We returned from our visit to my parents' late Wednesday, so my eat local challenge started in earnest yesterday. A rather dismal start it was. I had some apples left from Indiana, and had one for my breakfast. Lunch was homemade bread. Jimmy Lowe's was out of goat's milk, so the only thing I picked up there was some Mississippi sweet potatoes. The fish market supplied Gulf shrimp for dinner. I've been out of honey, and I can't go to the farmers market until tomorrow, so I had nothing to put on my bread and produce options are limited (REALLY limited).
Today has been a little brighter, however. I take my daughter to school on the west side of town, and every time I'm out there I pass a little market that sells landscaping plants and has a sign advertising local honey. I stopped in today, and while the owner wasn't there I did find a man waiting with fresh seafood. If you've never lived in a seaside community before, you quickly learn that it's common practice for men with pickup truck beds full of iced-down coolers to set up in a convenient parking lot, selling fresh seafood, most often shrimp, sometimes oysters, crab, or fish. As far as I can tell they're usually resellers, as was this 70 year-old man, who told me he drives over from his home near Lucedale, Mississippi (close to the state line) to pick up his wares at Bayou la Batre, the biggest fishing community on the Alabama coast. When I pulled up he was packaging shrimp, gorgeous big Gulf whites with shiny shells, iridescent green and blue still on their tails, and a pure, briny smell. He said he'd had to wait for the boat to come in this morning. 10-15 count, $5/pound (head-on), which is cheaper than the price we pay for the inferior browns at the nearest fish market. (Save those heads, by the way, and use them with the shells to make shrimp stock.) I bought oysters too, which my husband loves; they're in season now and the man said they're working all night to unload them from the boats. He had crab meat as well.

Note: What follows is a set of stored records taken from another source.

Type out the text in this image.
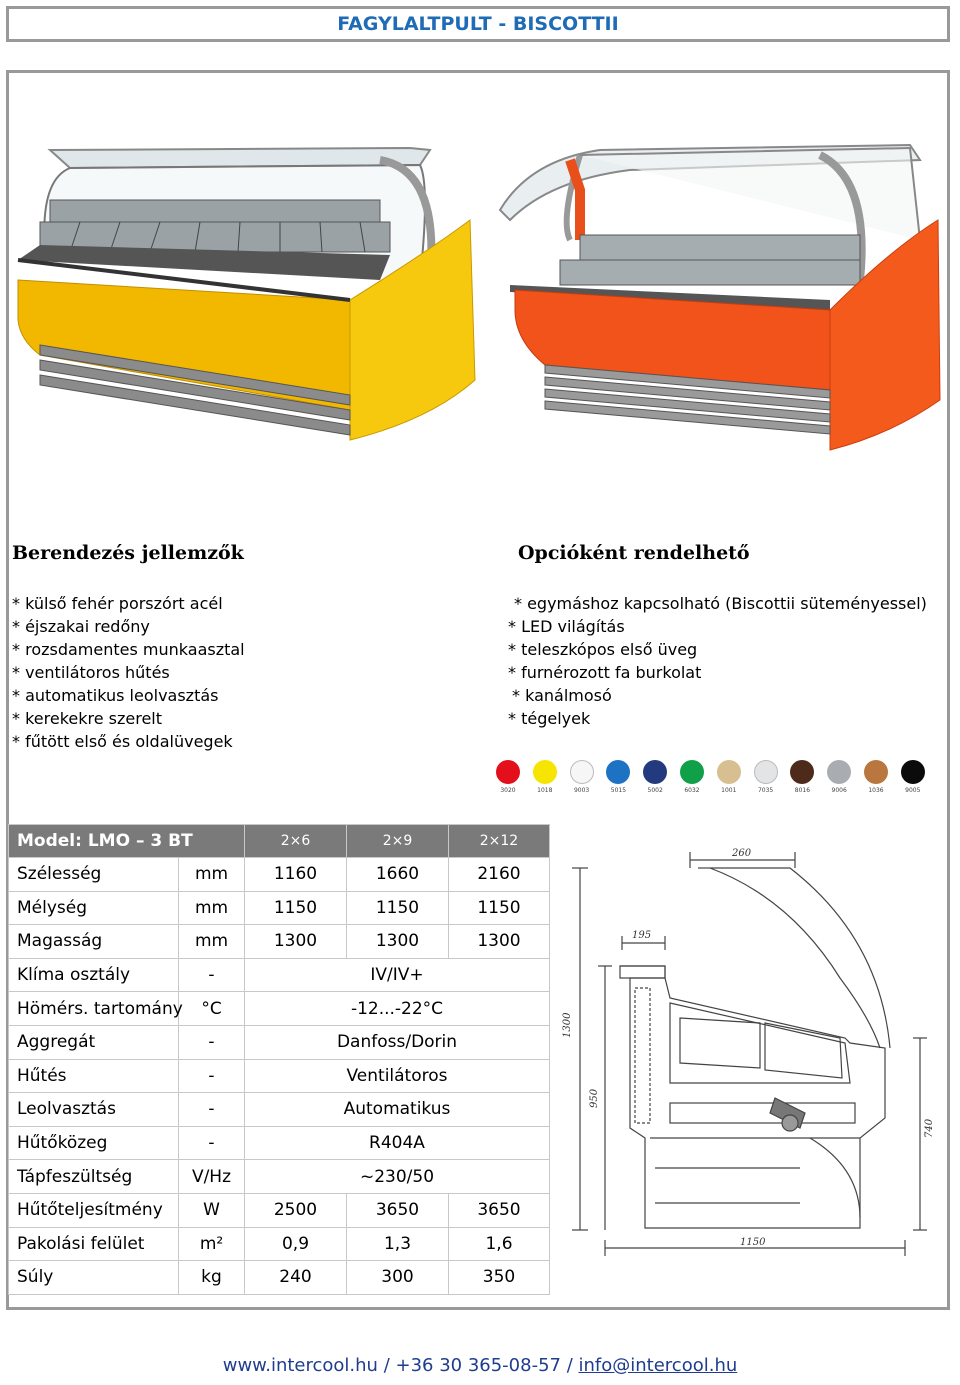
FAGYLALTPULT - BISCOTTII
Berendezés jellemzők	Opcióként rendelhető
* külső fehér porszórt acél
* éjszakai redőny
* rozsdamentes munkaasztal
* ventilátoros hűtés
* automatikus leolvasztás
* kerekekre szerelt
* fűtött első és oldalüvegek
* egymáshoz kapcsolható (Biscottii süteményessel)
* LED világítás
* teleszkópos első üveg
* furnérozott fa burkolat
* kanálmosó
* tégelyek
3020	1018	9003	5015	5002	6032	1001	7035	8016	9006	1036	9005
Model: LMO – 3 BT		2×6	2×9	2×12
Szélesség	mm	1160	1660	2160
Mélység	mm	1150	1150	1150
Magasság	mm	1300	1300	1300
Klíma osztály	-	IV/IV+		
Hömérs. tartomány	°C	-12...-22°C		
Aggregát	-	Danfoss/Dorin		
Hűtés	-	Ventilátoros		
Leolvasztás	-	Automatikus		
Hűtőközeg	-	R404A		
Tápfeszültség	V/Hz	~230/50		
Hűtőteljesítmény	W	2500	3650	3650
Pakolási felület	m²	0,9	1,3	1,6
Súly	kg	240	300	350
260
195
1300
950
740
1150
www.intercool.hu / +36 30 365-08-57 / info@intercool.hu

I always have mixed feelings about buying shrimp, since their harvest damages the sea floor and produces wasteful bycatch. But I do love to eat them, and they're relatively low in contaminants. Faced with a limited local foods diet, it's hard to pass them up, especially when I won't be able to get my only other planned source of meat (free range chickens) until some time next week. While $5/pound is very affordable and in this economy I'm thankful for that, I almost hate to pay so little for them, especially with the cost of fuel so high. It's hard to imagine how anyone is really getting the true value, not to mention that, as with conventional agriculture, that price doesn't account for the environmental costs of shrimp trawling.
I did get some local honey at the market, at $4.50/pint about the cheapest I've seen. The market owner had a big freezer where she kept shelled beans and peas, which the fish man delivered from Mississippi. He didn't grow them himself but got them "from someone else." She's sold all her small portions and only had 10 pound bags left. Since barely one of them would fit in my freezer I asked her to make some small bags for me and I'll get them next week. She also had some frozen shelled pecans from last year, and I bought a package of those. Though we'll soon have this year's harvest, my own stock of frozen pecans was gone long ago and I'm happy to have more.

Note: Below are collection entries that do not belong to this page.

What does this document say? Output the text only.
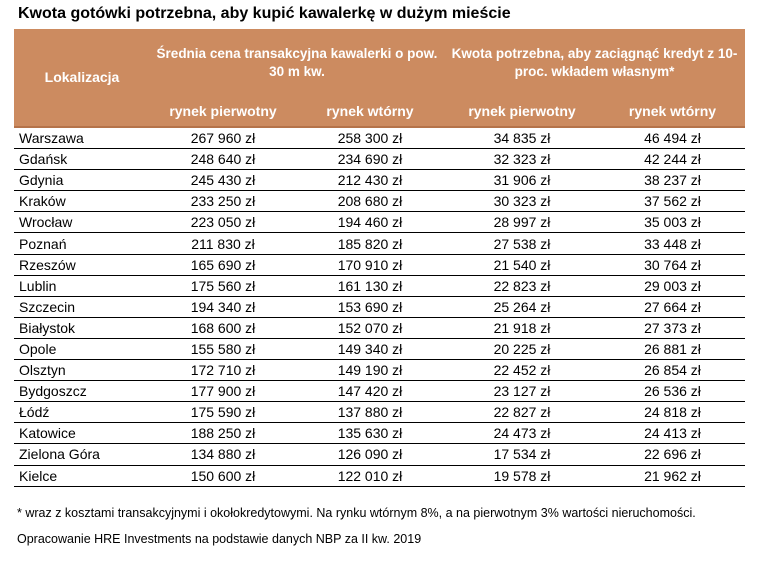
Kwota gotówki potrzebna, aby kupić kawalerkę w dużym mieście
Lokalizacja
Średnia cena transakcyjna kawalerki o pow. 30 m kw.
Kwota potrzebna, aby zaciągnąć kredyt z 10-proc. wkładem własnym*
rynek pierwotny	rynek wtórny	rynek pierwotny	rynek wtórny
Warszawa	267 960 zł	258 300 zł	34 835 zł	46 494 zł
Gdańsk	248 640 zł	234 690 zł	32 323 zł	42 244 zł
Gdynia	245 430 zł	212 430 zł	31 906 zł	38 237 zł
Kraków	233 250 zł	208 680 zł	30 323 zł	37 562 zł
Wrocław	223 050 zł	194 460 zł	28 997 zł	35 003 zł
Poznań	211 830 zł	185 820 zł	27 538 zł	33 448 zł
Rzeszów	165 690 zł	170 910 zł	21 540 zł	30 764 zł
Lublin	175 560 zł	161 130 zł	22 823 zł	29 003 zł
Szczecin	194 340 zł	153 690 zł	25 264 zł	27 664 zł
Białystok	168 600 zł	152 070 zł	21 918 zł	27 373 zł
Opole	155 580 zł	149 340 zł	20 225 zł	26 881 zł
Olsztyn	172 710 zł	149 190 zł	22 452 zł	26 854 zł
Bydgoszcz	177 900 zł	147 420 zł	23 127 zł	26 536 zł
Łódź	175 590 zł	137 880 zł	22 827 zł	24 818 zł
Katowice	188 250 zł	135 630 zł	24 473 zł	24 413 zł
Zielona Góra	134 880 zł	126 090 zł	17 534 zł	22 696 zł
Kielce	150 600 zł	122 010 zł	19 578 zł	21 962 zł
* wraz z kosztami transakcyjnymi i okołokredytowymi. Na rynku wtórnym 8%, a na pierwotnym 3% wartości nieruchomości.
Opracowanie HRE Investments na podstawie danych NBP za II kw. 2019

My Indiana apples were starting to go soft, so this afternoon I baked them with some honey and cinnamon, and reduced the liquid in the pan to a syrupy glaze. I was hungry, and they were delicious!

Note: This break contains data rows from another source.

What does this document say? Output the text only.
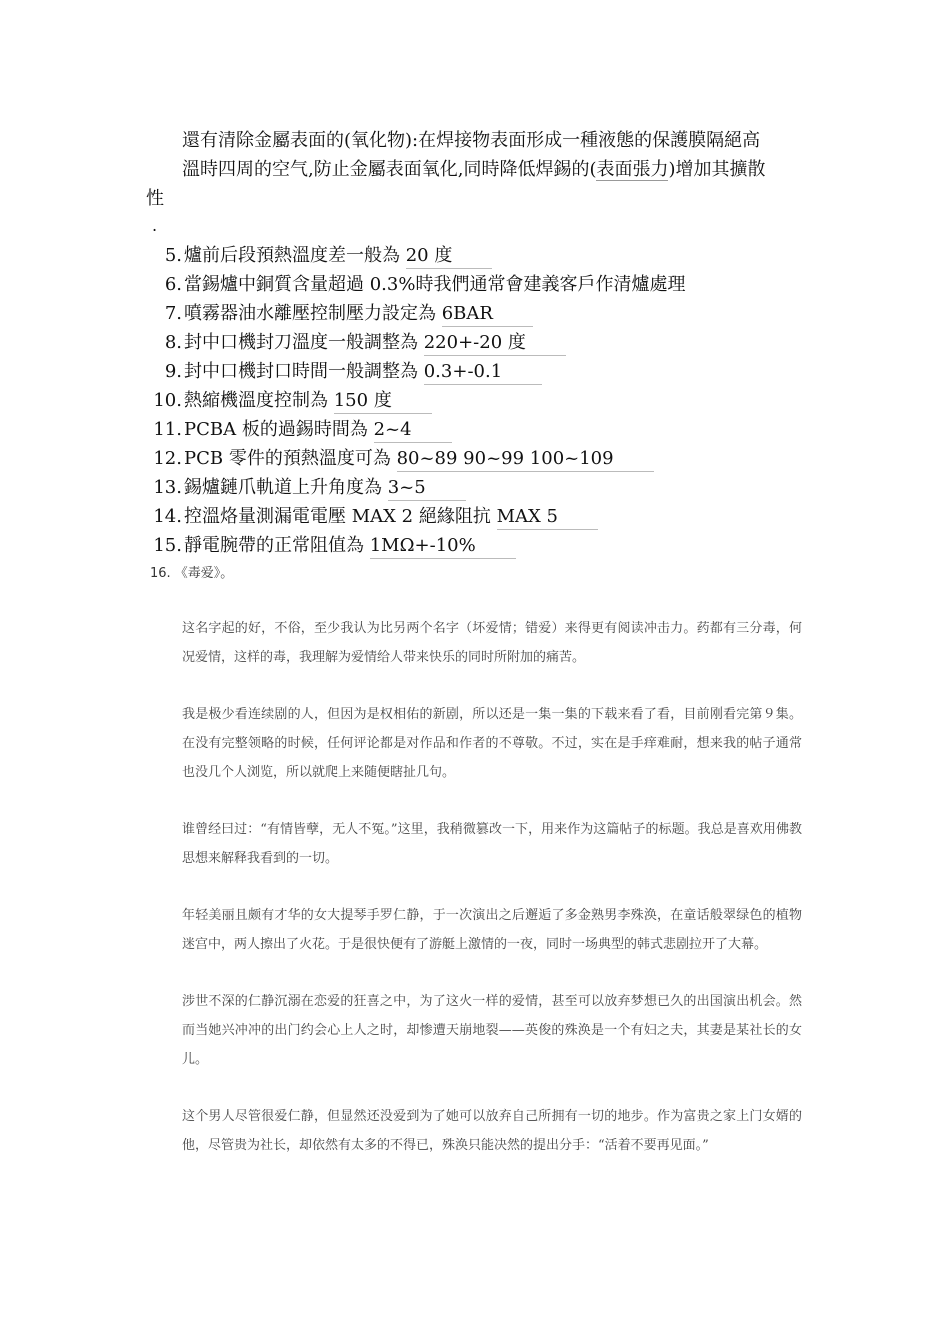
還有清除金屬表面的(氧化物):在焊接物表面形成一種液態的保護膜隔絕高
溫時四周的空气,防止金屬表面氧化,同時降低焊錫的(表面張力)增加其擴散
性
.
5. 爐前后段預熱溫度差一般為 20 度
6. 當錫爐中銅質含量超過 0.3%時我們通常會建義客戶作清爐處理
7. 噴霧器油水離壓控制壓力設定為 6BAR
8. 封中口機封刀溫度一般調整為 220+-20 度
9. 封中口機封口時間一般調整為 0.3+-0.1
10. 熱縮機溫度控制為 150 度
11. PCBA 板的過錫時間為 2~4
12. PCB 零件的預熱溫度可為 80~89 90~99 100~109
13. 錫爐鏈爪軌道上升角度為 3~5
14. 控溫烙量測漏電電壓 MAX 2 絕緣阻抗 MAX 5
15. 靜電腕帶的正常阻值為 1MΩ+-10%
16. 《毒爱》。

这名字起的好，不俗，至少我认为比另两个名字（坏爱情；错爱）来得更有阅读冲击力。药都有三分毒，何况爱情，这样的毒，我理解为爱情给人带来快乐的同时所附加的痛苦。

我是极少看连续剧的人，但因为是权相佑的新剧，所以还是一集一集的下载来看了看，目前刚看完第９集。在没有完整领略的时候，任何评论都是对作品和作者的不尊敬。不过，实在是手痒难耐，想来我的帖子通常也没几个人浏览，所以就爬上来随便瞎扯几句。

谁曾经曰过：“有情皆孽，无人不冤。”这里，我稍微篡改一下，用来作为这篇帖子的标题。我总是喜欢用佛教思想来解释我看到的一切。

年轻美丽且颇有才华的女大提琴手罗仁静，于一次演出之后邂逅了多金熟男李殊涣，在童话般翠绿色的植物迷宫中，两人擦出了火花。于是很快便有了游艇上激情的一夜，同时一场典型的韩式悲剧拉开了大幕。

涉世不深的仁静沉溺在恋爱的狂喜之中，为了这火一样的爱情，甚至可以放弃梦想已久的出国演出机会。然而当她兴冲冲的出门约会心上人之时，却惨遭天崩地裂——英俊的殊涣是一个有妇之夫，其妻是某社长的女儿。

这个男人尽管很爱仁静，但显然还没爱到为了她可以放弃自己所拥有一切的地步。作为富贵之家上门女婿的他，尽管贵为社长，却依然有太多的不得已，殊涣只能决然的提出分手：“活着不要再见面。”
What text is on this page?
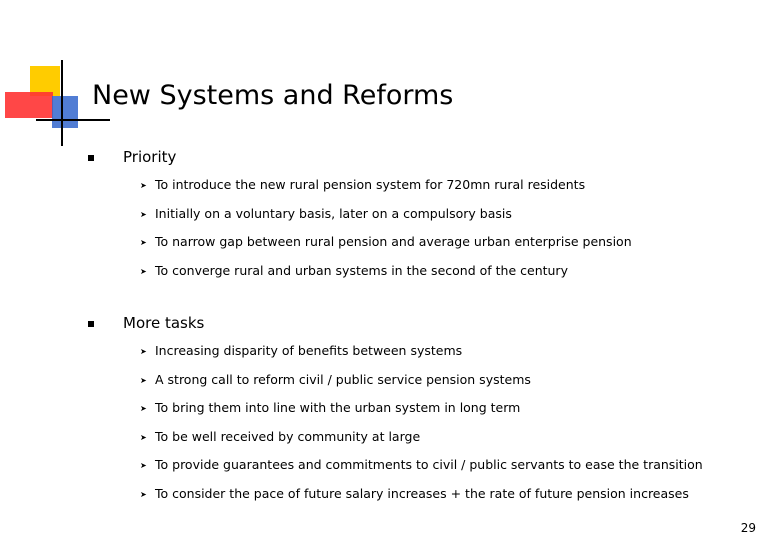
New Systems and Reforms
Priority
➤ To introduce the new rural pension system for 720mn rural residents
➤ Initially on a voluntary basis, later on a compulsory basis
➤ To narrow gap between rural pension and average urban enterprise pension
➤ To converge rural and urban systems in the second of the century
More tasks
➤ Increasing disparity of benefits between systems
➤ A strong call to reform civil / public service pension systems
➤ To bring them into line with the urban system in long term
➤ To be well received by community at large
➤ To provide guarantees and commitments to civil / public servants to ease the transition
➤ To consider the pace of future salary increases + the rate of future pension increases
29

I'm looking forward to the market tomorrow, hopeful at this point to add some variety to my diet. I may drive over to Elberta for cheese and the market there, as well.
Oh, and for the lesson of the title, around here it's best to carry a cooler in the car to capitalize on the unexpected opportunities presented by roadside stands and folks selling out of the back of their trucks. Cash only, of course.